Joi, thank you for the insight into Japanese traditions. Your post has reminded me to visit Amazon and check up on what Haruki Murakami has recently published.

Buyo, your comment about being immortalised on the net after your death got me thinking about what procedures online social networks have for when people die. E.g. LinkedIn now claims 3,500,000 members but an actuary would probably tell us that thousands of these would have died already according to the life expectancy statistics.

As the net comes of age, people's lifecycles need to be reflected in the information lifecycle.

No offense taken, Adriaan. If married couple is a person, my view of the person is split into *front* and *back* where I think the modern western view is to split into *left* and *right*. When seen as left and right, what you suggest makes sense. When seen as front and back, only when situations are exceptional.

What this means is that I won't peel that potato unless my wife yells at me. Until then, I don't even know what a potato looks like.

Don Park: Good to see you again!

Interesting comments on village relationships Joi.
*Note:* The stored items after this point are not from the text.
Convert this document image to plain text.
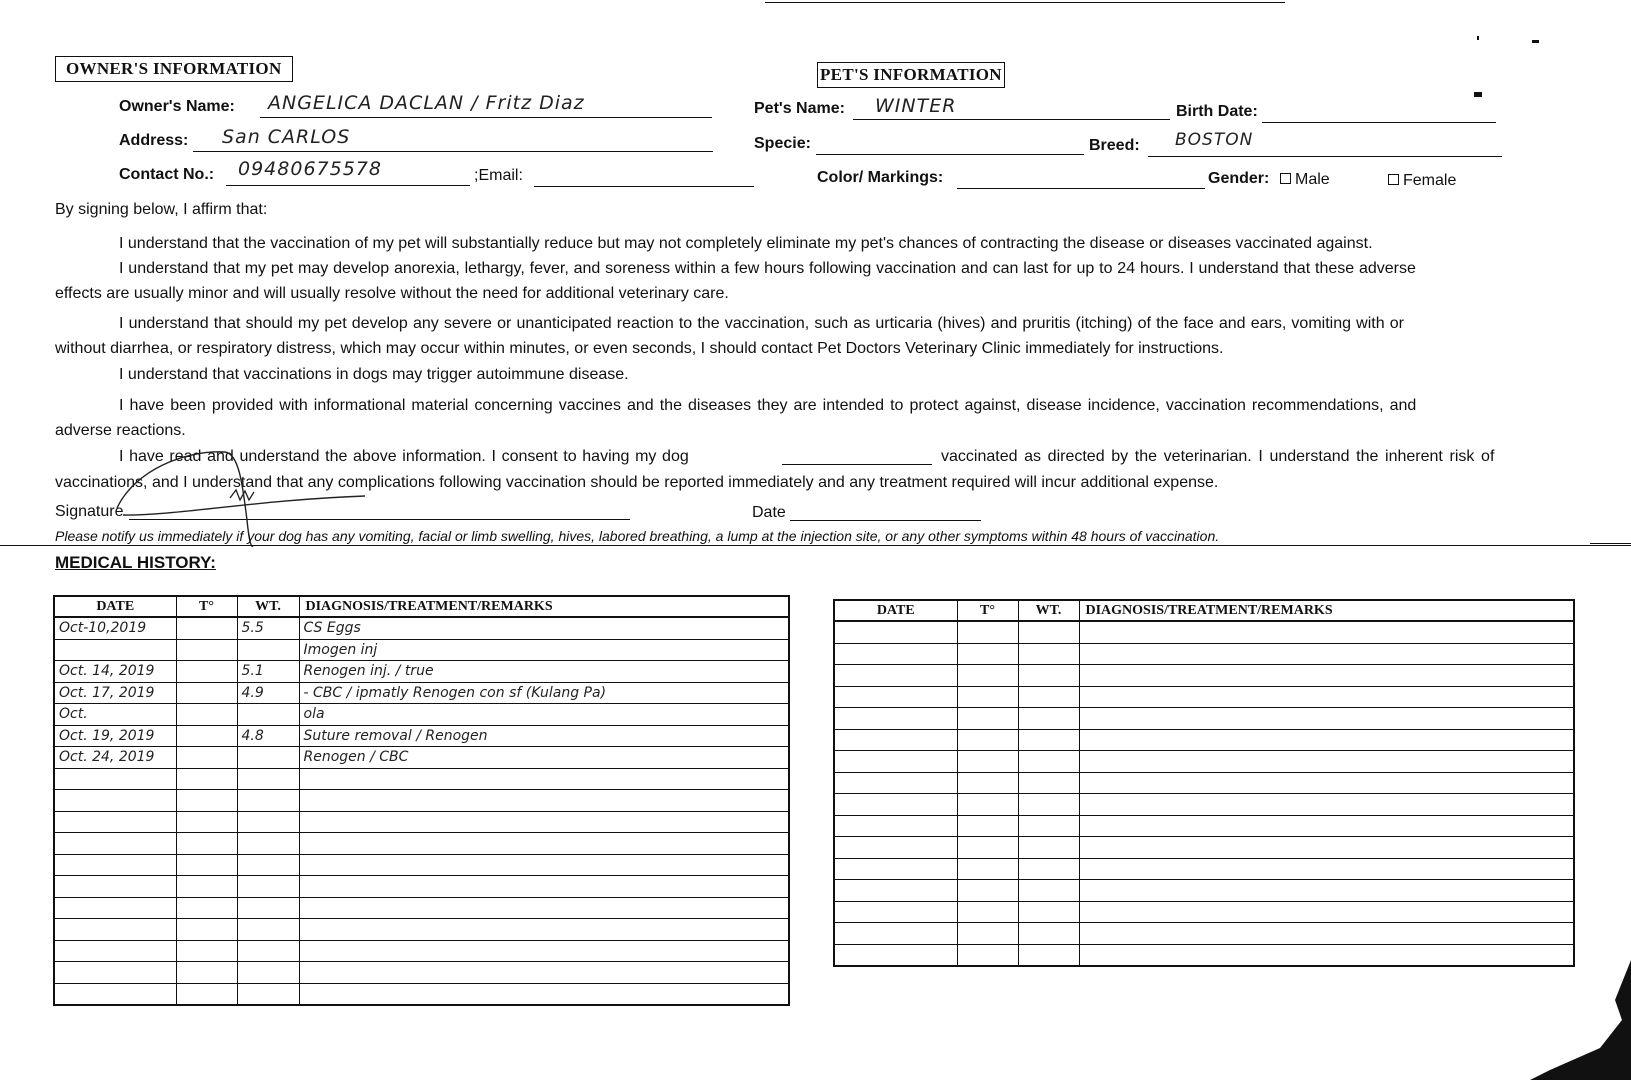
OWNER'S INFORMATION
Owner's Name: ANGELICA DACLAN / Fritz Diaz
Address: San CARLOS
Contact No.: 09480675578	;Email:
PET'S INFORMATION
Pet's Name: WINTER	Birth Date:
Specie:	Breed: BOSTON
Color/ Markings:	Gender:	Male	Female
By signing below, I affirm that:
I understand that the vaccination of my pet will substantially reduce but may not completely eliminate my pet's chances of contracting the disease or diseases vaccinated against.
I understand that my pet may develop anorexia, lethargy, fever, and soreness within a few hours following vaccination and can last for up to 24 hours. I understand that these adverse
effects are usually minor and will usually resolve without the need for additional veterinary care.
I understand that should my pet develop any severe or unanticipated reaction to the vaccination, such as urticaria (hives) and pruritis (itching) of the face and ears, vomiting with or
without diarrhea, or respiratory distress, which may occur within minutes, or even seconds, I should contact Pet Doctors Veterinary Clinic immediately for instructions.
I understand that vaccinations in dogs may trigger autoimmune disease.
I have been provided with informational material concerning vaccines and the diseases they are intended to protect against, disease incidence, vaccination recommendations, and
adverse reactions.
I have read and understand the above information. I consent to having my dog	vaccinated as directed by the veterinarian. I understand the inherent risk of
vaccinations, and I understand that any complications following vaccination should be reported immediately and any treatment required will incur additional expense.
Signature	Date
Please notify us immediately if your dog has any vomiting, facial or limb swelling, hives, labored breathing, a lump at the injection site, or any other symptoms within 48 hours of vaccination.
MEDICAL HISTORY:
DATE	T°	WT.	DIAGNOSIS/TREATMENT/REMARKS
Oct-10,2019		5.5	CS Eggs
			Imogen inj
Oct. 14, 2019		5.1	Renogen inj. / true
Oct. 17, 2019		4.9	- CBC / ipmatly Renogen con sf (Kulang Pa)
Oct.			ola
Oct. 19, 2019		4.8	Suture removal / Renogen
Oct. 24, 2019			Renogen / CBC

DATE	T°	WT.	DIAGNOSIS/TREATMENT/REMARKS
I have only been to one funeral in Japan, it was for my wife's mother, and it left me with a bad taste in my mouth for Japanese funerals. Perhaps this funeral was a little atypical as my wife's parents were divorced. As the eldest child my wife bore a large share, if not all, of the responsibility at the wake and the funeral. What really angered me was the inane social niceties she had to perform, such as pouring tea and serving snacks to her aunts and uncles, some of whom treated her very rudely throughout the funeral proceedings. I felt that all the duties she was required to perform prevented her from mourning her mother or starting the grieving process. It took her a long time to begin to get over her mother's death and I think that the funeral not only did not help, but in fact hindered her from doing so.

Do you have any thoughts about the mourning/grieving process in relation to the ceremonial aspects of Japanese funerals?

This is how it's done in Ireland, traditionally: . The traditions are a little different from place to place, but it gives you the basic idea. The crazier stuff is dying out (funeral homes, drink driving laws and all that) but many of the traditions still happen. I was at one about three years ago. Most older people think it's a pretty healthy process (other than the smoking and hard drinking). It's very hard to understand for an outsider - a lot of foreigners treat it like a bit of a joke -. I guess it's important to give other people's traditions the benefit of the doubt.

What about peoples attitudes to American rites and rituals. It seems that ceremony has taken a back seat in American funerals, yet people are easily paying 10K on a wedding. I hear people say that they "just want to be cremated" when they die. What does that mean, can't you have the ceremony and still be cremated?

My mother just passed away, can anyone shed some light on the ancient japanese customs of knowing which bone to select for my mom's family who lives in Japan.